When the reverend talked you into drinking the kool-aid and the cyanide is starting to take hold, you'll likely lash out at anyone who says "gee, was it such a great idea to drink that kool-aid?"
You'll lash out with ad-hominem attacks...such as the lovely gentleman who called FDB and M Hardin Young child molesters and animal molesters, advocated self harm then wished them to die, ironically, in the same way their beloved leader will inevitably pass.
I don't think anyone here actively wishes LFF dead. We're just pointing out the inevitable...that the creased earlobed alcoholic who ate a pork chop while in the hospital for a coronary incedent probably isn't long for this world...LFF makes jokes about it himself, as does his crew.
I predict they will claim the twitter onslaught comes from one person here. It's hard for them to believe a group of people could be so critical of the charisma of LFF.

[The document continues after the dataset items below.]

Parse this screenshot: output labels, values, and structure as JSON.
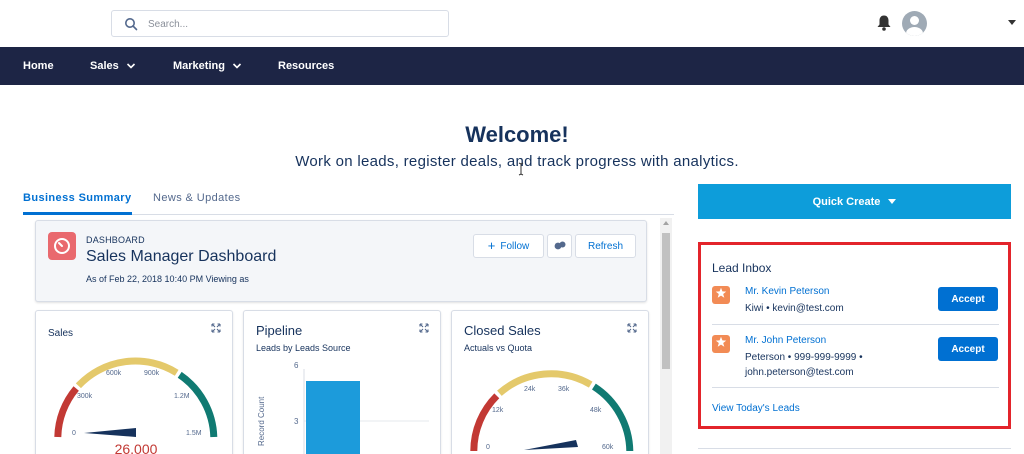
{
  "search": {
    "placeholder": "Search..."
  },
  "nav": {
    "items": [
      {
        "label": "Home"
      },
      {
        "label": "Sales"
      },
      {
        "label": "Marketing"
      },
      {
        "label": "Resources"
      }
    ]
  },
  "welcome": {
    "title": "Welcome!",
    "subtitle": "Work on leads, register deals, and track progress with analytics."
  },
  "tabs": [
    {
      "label": "Business Summary",
      "active": true
    },
    {
      "label": "News & Updates",
      "active": false
    }
  ],
  "dashboard": {
    "eyebrow": "DASHBOARD",
    "title": "Sales Manager Dashboard",
    "meta": "As of Feb 22, 2018 10:40 PM Viewing as",
    "follow_label": "Follow",
    "refresh_label": "Refresh"
  },
  "cards": [
    {
      "title": "Sales",
      "subtitle": "",
      "gauge": {
        "ticks": [
          "0",
          "300k",
          "600k",
          "900k",
          "1.2M",
          "1.5M"
        ],
        "value_label": "26,000",
        "value": 26000,
        "max": 1500000,
        "colors": [
          "#c23934",
          "#e4c96b",
          "#107a72"
        ]
      }
    },
    {
      "title": "Pipeline",
      "subtitle": "Leads by Leads Source",
      "ylabel": "Record Count",
      "y_ticks": [
        "6",
        "3"
      ],
      "bar_color": "#1c9bdb"
    },
    {
      "title": "Closed Sales",
      "subtitle": "Actuals vs Quota",
      "gauge": {
        "ticks": [
          "0",
          "12k",
          "24k",
          "36k",
          "48k",
          "60k"
        ],
        "colors": [
          "#c23934",
          "#e4c96b",
          "#107a72"
        ]
      }
    }
  ],
  "quick_create": {
    "label": "Quick Create"
  },
  "lead_inbox": {
    "title": "Lead Inbox",
    "leads": [
      {
        "name": "Mr. Kevin Peterson",
        "detail": "Kiwi • kevin@test.com",
        "accept_label": "Accept"
      },
      {
        "name": "Mr. John Peterson",
        "detail": "Peterson • 999-999-9999 • john.peterson@test.com",
        "accept_label": "Accept"
      }
    ],
    "view_link": "View Today's Leads"
  },
  "colors": {
    "nav_bg": "#1d2545",
    "accent": "#0070d2",
    "quick_create": "#0d9dda",
    "highlight_border": "#e3242b",
    "lead_icon": "#f28b55",
    "dashboard_icon": "#e9696e"
  }
}
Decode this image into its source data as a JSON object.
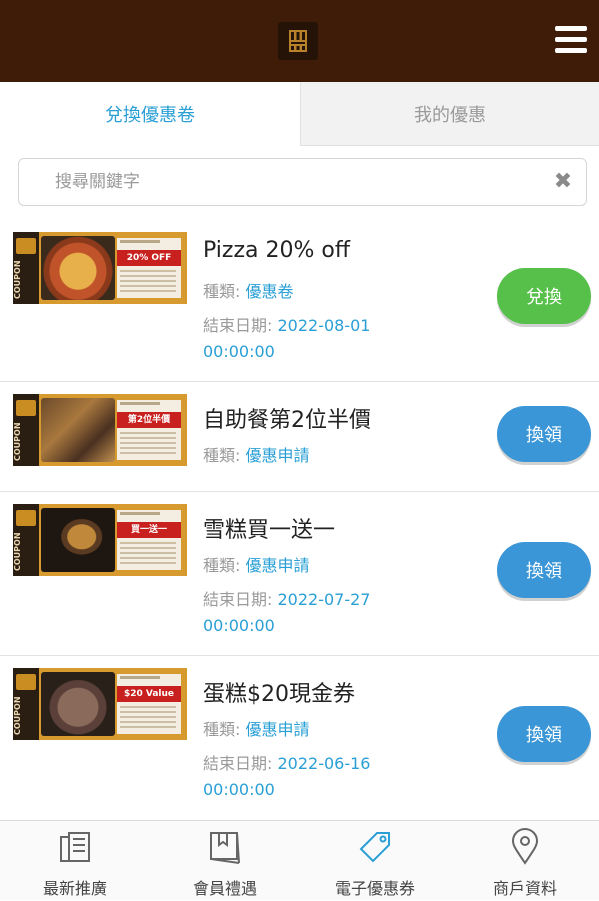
{
  "header": {
    "logo_icon": "wheat-logo-icon",
    "menu_icon": "hamburger-menu-icon",
    "bg_color": "#3e1c08"
  },
  "tabs": [
    {
      "label": "兌換優惠卷",
      "active": true
    },
    {
      "label": "我的優惠",
      "active": false
    }
  ],
  "search": {
    "placeholder": "搜尋關鍵字",
    "value": "",
    "clear_icon": "clear-x-icon"
  },
  "coupons": [
    {
      "title": "Pizza 20% off",
      "type_label": "種類:",
      "type_value": "優惠卷",
      "end_label": "結束日期:",
      "end_date": "2022-08-01",
      "end_time": "00:00:00",
      "button": "兌換",
      "button_color": "#57c04a",
      "thumb_text": "20% OFF"
    },
    {
      "title": "自助餐第2位半價",
      "type_label": "種類:",
      "type_value": "優惠申請",
      "button": "換領",
      "button_color": "#3a96d6",
      "thumb_text": "第2位半價"
    },
    {
      "title": "雪糕買一送一",
      "type_label": "種類:",
      "type_value": "優惠申請",
      "end_label": "結束日期:",
      "end_date": "2022-07-27",
      "end_time": "00:00:00",
      "button": "換領",
      "button_color": "#3a96d6",
      "thumb_text": "買一送一"
    },
    {
      "title": "蛋糕$20現金券",
      "type_label": "種類:",
      "type_value": "優惠申請",
      "end_label": "結束日期:",
      "end_date": "2022-06-16",
      "end_time": "00:00:00",
      "button": "換領",
      "button_color": "#3a96d6",
      "thumb_text": "$20 Value"
    }
  ],
  "thumb_common": {
    "coupon_word": "COUPON"
  },
  "bottom_nav": [
    {
      "label": "最新推廣",
      "icon": "news-icon"
    },
    {
      "label": "會員禮遇",
      "icon": "book-icon"
    },
    {
      "label": "電子優惠券",
      "icon": "tag-icon",
      "active": true
    },
    {
      "label": "商戶資料",
      "icon": "location-pin-icon"
    }
  ],
  "colors": {
    "accent": "#2a9fd6",
    "green": "#57c04a",
    "blue": "#3a96d6",
    "header": "#3e1c08"
  }
}
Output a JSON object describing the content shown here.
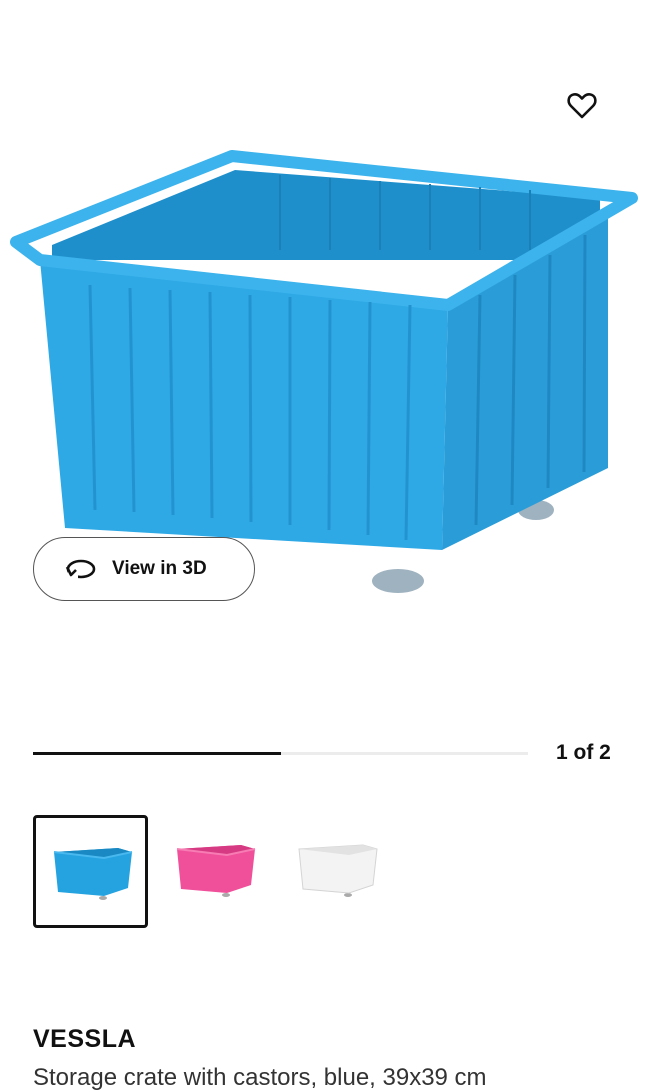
{
  "favorite": {
    "icon": "heart-outline-icon"
  },
  "view3d": {
    "icon": "rotate-3d-icon",
    "label": "View in 3D"
  },
  "gallery": {
    "counter": "1 of 2",
    "progress": 0.5,
    "thumbnails": [
      {
        "color": "#25a3e0",
        "selected": true
      },
      {
        "color": "#f0509a",
        "selected": false
      },
      {
        "color": "#f3f3f3",
        "selected": false
      }
    ]
  },
  "product": {
    "name": "VESSLA",
    "description": "Storage crate with castors, blue, 39x39 cm"
  },
  "colors": {
    "primary_product": "#2aa6e2",
    "text": "#111111"
  }
}
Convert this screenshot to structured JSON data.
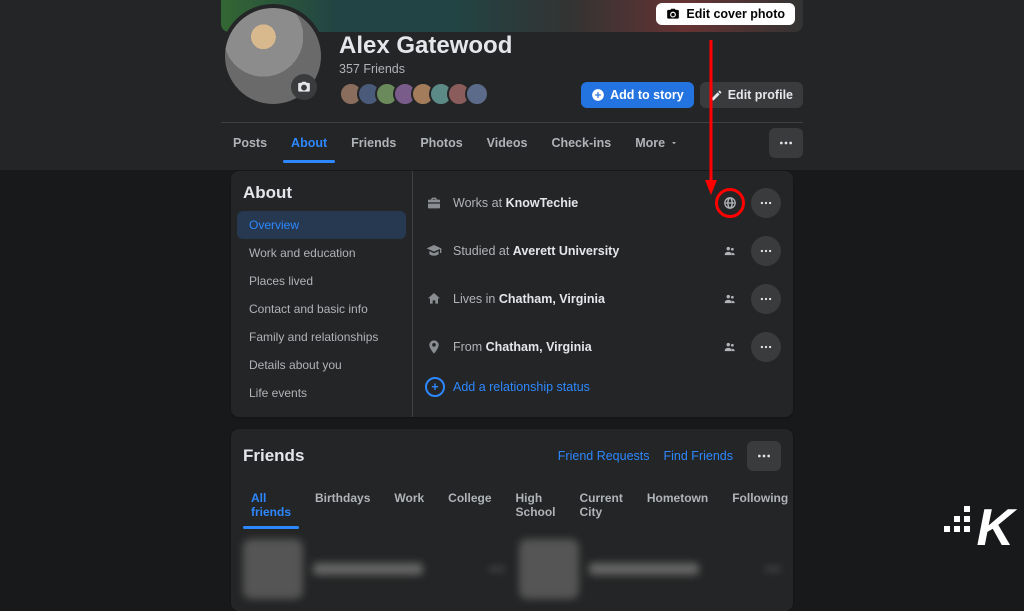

I admit I created a Twitter account to participate because, seriously, I would never embarrass myself by admiting I give a shit to this tired, sad podcast on my regular account.
I don't think I'm a hater. It's tough love.
They will claim Twitter hashtags mean nothing...Facebook hashtags are where it's at...Facebook, which young people are abandoning in droves because it's now seen as the place where your aunt posts cutesy cat pictures. Let me put it in a way they can understand, in the form of a reference from an old movie...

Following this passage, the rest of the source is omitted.